Atlantic City’s Bankrupt Revel Casino Has Been Sold
In a bitterly contested auction, Brookfield Asset Management bought the bankrupt Revel Casino in Atlantic City for $110 million, defeating eccentric Florida real estate tycoon and property developer Glenn Straub, who plans to fight the sale in court.
Brookfield, who also own the Hard Rock Hotel and Casino in Las Vegas as well as the Atlantis Paradise Island in the Bahamas, plan to reopen the Revel, although the company’s spokesperson declined to comment on when they planned to reopen the casino or if would retain its name.
The tumultuous bidding process saw Brookfield go head to head with Glean Straub who had plans to convert the towering structure of the Revel into a think tank which, he envisioned, would “address global problems”, a veritable tower of genii, located on the famous Atlantic City Boardwalk that would tackle the worlds problems such as nuclear waste disposal.

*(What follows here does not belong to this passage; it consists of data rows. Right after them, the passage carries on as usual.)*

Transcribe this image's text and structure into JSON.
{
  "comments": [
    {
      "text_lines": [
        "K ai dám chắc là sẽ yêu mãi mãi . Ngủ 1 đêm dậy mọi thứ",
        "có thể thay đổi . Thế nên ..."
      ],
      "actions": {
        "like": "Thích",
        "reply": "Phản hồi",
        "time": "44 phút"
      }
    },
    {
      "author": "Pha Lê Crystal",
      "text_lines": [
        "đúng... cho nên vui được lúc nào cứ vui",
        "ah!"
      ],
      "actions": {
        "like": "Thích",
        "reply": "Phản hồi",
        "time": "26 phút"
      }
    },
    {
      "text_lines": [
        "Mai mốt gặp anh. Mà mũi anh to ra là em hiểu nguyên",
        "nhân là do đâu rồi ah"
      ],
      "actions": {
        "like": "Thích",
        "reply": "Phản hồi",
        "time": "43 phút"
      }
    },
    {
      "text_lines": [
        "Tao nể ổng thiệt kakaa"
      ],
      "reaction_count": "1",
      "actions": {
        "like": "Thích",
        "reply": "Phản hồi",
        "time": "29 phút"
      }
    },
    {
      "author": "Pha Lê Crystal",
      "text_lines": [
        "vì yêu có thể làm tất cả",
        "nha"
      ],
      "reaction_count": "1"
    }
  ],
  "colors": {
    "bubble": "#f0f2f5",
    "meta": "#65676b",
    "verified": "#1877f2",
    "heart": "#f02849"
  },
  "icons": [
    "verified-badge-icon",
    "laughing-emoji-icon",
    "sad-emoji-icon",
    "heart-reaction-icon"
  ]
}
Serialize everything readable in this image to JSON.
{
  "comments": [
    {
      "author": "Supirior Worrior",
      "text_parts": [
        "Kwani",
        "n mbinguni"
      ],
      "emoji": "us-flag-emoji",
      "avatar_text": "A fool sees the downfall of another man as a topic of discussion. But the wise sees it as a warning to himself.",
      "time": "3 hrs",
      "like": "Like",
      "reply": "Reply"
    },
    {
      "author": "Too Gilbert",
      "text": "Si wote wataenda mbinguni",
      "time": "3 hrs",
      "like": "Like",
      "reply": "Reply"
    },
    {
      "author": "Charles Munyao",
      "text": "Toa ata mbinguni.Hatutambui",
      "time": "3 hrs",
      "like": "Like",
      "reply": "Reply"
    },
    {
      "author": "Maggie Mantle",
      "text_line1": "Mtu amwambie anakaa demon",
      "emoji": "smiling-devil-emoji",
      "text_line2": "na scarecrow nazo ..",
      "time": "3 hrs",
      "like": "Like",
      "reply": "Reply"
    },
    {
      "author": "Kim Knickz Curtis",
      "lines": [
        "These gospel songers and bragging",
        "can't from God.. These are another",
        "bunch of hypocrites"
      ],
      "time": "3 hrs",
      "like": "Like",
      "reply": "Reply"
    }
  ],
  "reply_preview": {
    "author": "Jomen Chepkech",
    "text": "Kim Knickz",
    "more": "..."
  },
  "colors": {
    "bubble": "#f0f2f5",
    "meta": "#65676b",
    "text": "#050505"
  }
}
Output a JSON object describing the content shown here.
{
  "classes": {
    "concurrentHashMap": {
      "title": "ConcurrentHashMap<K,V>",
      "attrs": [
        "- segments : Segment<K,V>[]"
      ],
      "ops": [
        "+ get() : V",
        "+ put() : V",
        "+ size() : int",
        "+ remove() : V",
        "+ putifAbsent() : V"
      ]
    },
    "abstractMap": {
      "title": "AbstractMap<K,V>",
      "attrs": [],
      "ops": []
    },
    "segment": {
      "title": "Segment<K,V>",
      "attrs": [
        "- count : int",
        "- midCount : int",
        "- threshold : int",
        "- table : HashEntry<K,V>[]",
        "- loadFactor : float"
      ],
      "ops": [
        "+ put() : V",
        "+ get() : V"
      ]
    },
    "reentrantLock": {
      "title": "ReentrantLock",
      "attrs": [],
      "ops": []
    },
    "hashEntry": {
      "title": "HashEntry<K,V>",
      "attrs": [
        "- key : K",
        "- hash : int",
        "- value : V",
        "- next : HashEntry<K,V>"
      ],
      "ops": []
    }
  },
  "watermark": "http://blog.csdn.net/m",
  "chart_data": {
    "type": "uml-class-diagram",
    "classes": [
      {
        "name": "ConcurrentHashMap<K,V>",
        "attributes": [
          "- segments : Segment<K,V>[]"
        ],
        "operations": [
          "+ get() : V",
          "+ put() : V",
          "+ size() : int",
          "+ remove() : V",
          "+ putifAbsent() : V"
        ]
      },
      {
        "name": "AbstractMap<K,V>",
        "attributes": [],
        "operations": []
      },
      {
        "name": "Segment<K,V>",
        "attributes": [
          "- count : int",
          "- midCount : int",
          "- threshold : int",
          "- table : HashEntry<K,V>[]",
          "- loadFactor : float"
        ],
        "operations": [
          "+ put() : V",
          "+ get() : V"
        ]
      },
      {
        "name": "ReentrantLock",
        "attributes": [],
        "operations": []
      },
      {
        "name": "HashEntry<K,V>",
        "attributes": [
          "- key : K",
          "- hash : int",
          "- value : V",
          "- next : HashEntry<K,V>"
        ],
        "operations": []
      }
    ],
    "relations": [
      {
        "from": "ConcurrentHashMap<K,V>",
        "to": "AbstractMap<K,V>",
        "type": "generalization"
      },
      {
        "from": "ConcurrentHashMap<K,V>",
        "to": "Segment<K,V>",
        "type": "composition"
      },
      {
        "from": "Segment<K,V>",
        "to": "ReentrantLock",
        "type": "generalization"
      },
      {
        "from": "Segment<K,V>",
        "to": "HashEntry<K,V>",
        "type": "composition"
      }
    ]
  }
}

Among other dreams for the building, Straub planned to build another tower and had mentioned other plans that included a high speed ferry to carry people from Manhattan, “Super Jumbo Jets” to fly in Arabian businessmen and a ski resort of elevator equipped artificial mountains.
During the bidding process, Straub’s $95.4 million bid was outdone by that of Brookfield which won with a bid of $110 million who said, via one of their spokespersons that “Revel will remain a hotel and casino”.
Atlantic City Mayor Don Guardian, speaking to the Press of Atlantic City about the sale said: “They’re obviously a company that’s familiar with gaming” who expressed his hope that the new casino will be back in business before Memorial Day.
Doomsayers Said No One Was Going to Bid On Revel
“There were a lot of doomsayers who said no one was going to bid on Revel” and that at $110 million, the winning bid was “a good chunk of money but still a bargain-basement price” he went on to add.
At $110 million, Revel cost half as much for Brookfield to buy it as it did for the previous owners to build, a price tag that reached $2.4 billion thanks to its opulent décor, hotel, casino, 2 night clubs, 2 concert halls, 13 restaurants and more pools than any other casino on the Atlantic City Boardwalk.
It’s understood that the Brookfield offer, according to the Wednesday court filing, would also include “certain assumed liabilities” and some believe that they will emply some, if not all, of the staff previously employed by Revel. But, a formal sale still requires approval from a Federal Judge which will be confirmed at the hearing set for October the 7th.
However, Brookfield’s plans could be scuppered by the tenacious Straub who has made claims that Revel’s attorneys bungled the auction and had broken rules. Straub said he would take his complaint to the Chief US Bankruptcy Judge, Gloria Burns who he will ask to declare that he take ownership of the Revel.
“It should be awarded to us” Straub said in a statement to the press, “if necessary we’ll go the appellate court”.